The airline’s Dubai to Stansted service will fly every day, taking Emirates’ total daily flights between Dubai and London to 10.
The launch is the first under new UK divisional vice-president Richard Jewsbury, who replaced retiring Laurie Berryman in April.
“It’s been an exciting start. We’ve launched Stansted – our first new route since Newcastle in 2007 – and we’ve got Edinburgh in October,” Jewsbury told TTG.
“While we’ve added frequency in that time and brought the A380 to the UK, these are our first new routes for a while, which is always exciting.
“It’s just been a question of timing and opportunity. It’s an extension of our long-term commitment to the UK. We have a history of adding flights and upgrading our aircraft.”
Asked whether adding Stansted and Edinburgh signalled a renewed focus on new routes rather than just adding capacity, Jewsbury said the airline always considered both options.
“It’s not just one or the other,” he said. “New routes, yes, but we’ll be managing and maintaining capacity growth to our existing gateways.”
Jewsbury said with Emirates now operating out of Heathrow, Gatwick and Stansted, the airline was able to serve more of London than ever.

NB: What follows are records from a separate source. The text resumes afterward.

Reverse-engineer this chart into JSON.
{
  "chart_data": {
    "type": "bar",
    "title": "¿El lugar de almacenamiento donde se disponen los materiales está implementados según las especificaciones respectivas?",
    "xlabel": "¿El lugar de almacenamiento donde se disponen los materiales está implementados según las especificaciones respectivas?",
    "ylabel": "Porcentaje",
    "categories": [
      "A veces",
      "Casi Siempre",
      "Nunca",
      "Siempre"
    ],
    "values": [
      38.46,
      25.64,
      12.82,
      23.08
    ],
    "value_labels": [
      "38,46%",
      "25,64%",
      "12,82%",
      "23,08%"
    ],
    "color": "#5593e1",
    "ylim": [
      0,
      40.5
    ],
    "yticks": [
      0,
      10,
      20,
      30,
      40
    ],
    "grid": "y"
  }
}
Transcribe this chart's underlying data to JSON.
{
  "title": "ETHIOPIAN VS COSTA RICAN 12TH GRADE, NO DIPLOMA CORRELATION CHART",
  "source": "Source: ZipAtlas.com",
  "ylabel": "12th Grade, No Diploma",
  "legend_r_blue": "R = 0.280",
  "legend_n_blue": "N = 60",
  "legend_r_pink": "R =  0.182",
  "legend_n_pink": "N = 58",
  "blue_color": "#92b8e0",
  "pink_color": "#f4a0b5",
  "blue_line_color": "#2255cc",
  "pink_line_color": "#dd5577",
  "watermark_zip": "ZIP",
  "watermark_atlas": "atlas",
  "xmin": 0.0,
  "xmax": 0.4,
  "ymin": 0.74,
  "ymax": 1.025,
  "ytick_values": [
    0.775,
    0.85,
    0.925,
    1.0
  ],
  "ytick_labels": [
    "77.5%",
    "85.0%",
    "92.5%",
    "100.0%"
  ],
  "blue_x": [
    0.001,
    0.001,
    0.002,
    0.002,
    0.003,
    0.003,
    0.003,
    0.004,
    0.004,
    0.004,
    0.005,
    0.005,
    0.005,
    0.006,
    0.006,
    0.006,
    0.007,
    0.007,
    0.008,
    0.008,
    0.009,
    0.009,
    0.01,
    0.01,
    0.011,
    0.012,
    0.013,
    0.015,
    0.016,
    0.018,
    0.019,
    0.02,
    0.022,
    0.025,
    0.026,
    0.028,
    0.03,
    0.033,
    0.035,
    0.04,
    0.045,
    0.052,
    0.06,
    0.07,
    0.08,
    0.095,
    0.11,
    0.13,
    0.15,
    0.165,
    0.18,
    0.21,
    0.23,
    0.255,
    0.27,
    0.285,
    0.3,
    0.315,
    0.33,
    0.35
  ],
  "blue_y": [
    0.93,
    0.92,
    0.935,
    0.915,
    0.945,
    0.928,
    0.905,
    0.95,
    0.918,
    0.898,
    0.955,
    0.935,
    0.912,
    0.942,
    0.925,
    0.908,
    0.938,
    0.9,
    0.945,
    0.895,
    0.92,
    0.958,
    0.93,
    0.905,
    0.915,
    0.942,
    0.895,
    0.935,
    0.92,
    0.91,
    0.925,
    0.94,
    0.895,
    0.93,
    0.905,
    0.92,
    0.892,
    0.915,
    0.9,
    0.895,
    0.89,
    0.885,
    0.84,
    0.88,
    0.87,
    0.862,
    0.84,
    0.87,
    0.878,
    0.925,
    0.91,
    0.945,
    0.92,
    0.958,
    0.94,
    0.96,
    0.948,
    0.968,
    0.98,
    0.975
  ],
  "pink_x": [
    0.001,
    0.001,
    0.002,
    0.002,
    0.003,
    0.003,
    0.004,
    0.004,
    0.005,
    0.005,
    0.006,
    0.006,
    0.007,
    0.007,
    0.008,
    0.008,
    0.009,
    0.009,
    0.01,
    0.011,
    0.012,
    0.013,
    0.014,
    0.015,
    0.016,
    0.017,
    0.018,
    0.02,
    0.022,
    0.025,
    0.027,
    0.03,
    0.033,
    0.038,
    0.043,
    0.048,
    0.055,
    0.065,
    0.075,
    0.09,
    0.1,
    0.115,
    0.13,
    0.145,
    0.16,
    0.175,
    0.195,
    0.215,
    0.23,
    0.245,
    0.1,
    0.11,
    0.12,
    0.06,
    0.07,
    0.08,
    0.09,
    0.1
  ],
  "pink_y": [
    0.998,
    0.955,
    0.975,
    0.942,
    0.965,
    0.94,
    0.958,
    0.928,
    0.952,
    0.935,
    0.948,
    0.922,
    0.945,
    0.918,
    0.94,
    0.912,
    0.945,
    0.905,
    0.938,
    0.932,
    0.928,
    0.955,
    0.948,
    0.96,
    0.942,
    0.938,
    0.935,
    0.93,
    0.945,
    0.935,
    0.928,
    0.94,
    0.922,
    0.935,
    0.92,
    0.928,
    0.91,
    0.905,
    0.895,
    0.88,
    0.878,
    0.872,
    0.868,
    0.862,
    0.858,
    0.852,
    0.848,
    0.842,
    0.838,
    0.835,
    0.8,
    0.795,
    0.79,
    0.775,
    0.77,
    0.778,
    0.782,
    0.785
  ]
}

The first Stansted flights achieved a load factor of around 80% said Jewsbury, signalling “very strong demand” for the new service.
On Edinburgh, Jewsbury said while Emirates had a “proud history” at Glasgow airport where it operates a double daily service, Edinburgh flights would open up a historic destination, famed for its culture.
“We looked at taking the A380 to Glasgow or adding a third flight but we decided Edinburgh was the best opportunity at this time,” he said.
Jewsbury also touched on Emirates’ new “windowless” suites, which replace traditional aircraft windows with projections.
“It’s something we’ve been experimenting with,” he said. “We’re pleased with how it’s working, and there may be further opportunities down the line with Boeing and Airbus through lighter, stronger fuselages to have an even more effective product.
“While we have no immediate plans for completely windowless aircraft, it underlines we are an organisation that looks ahead and is hands-on in terms of product design.”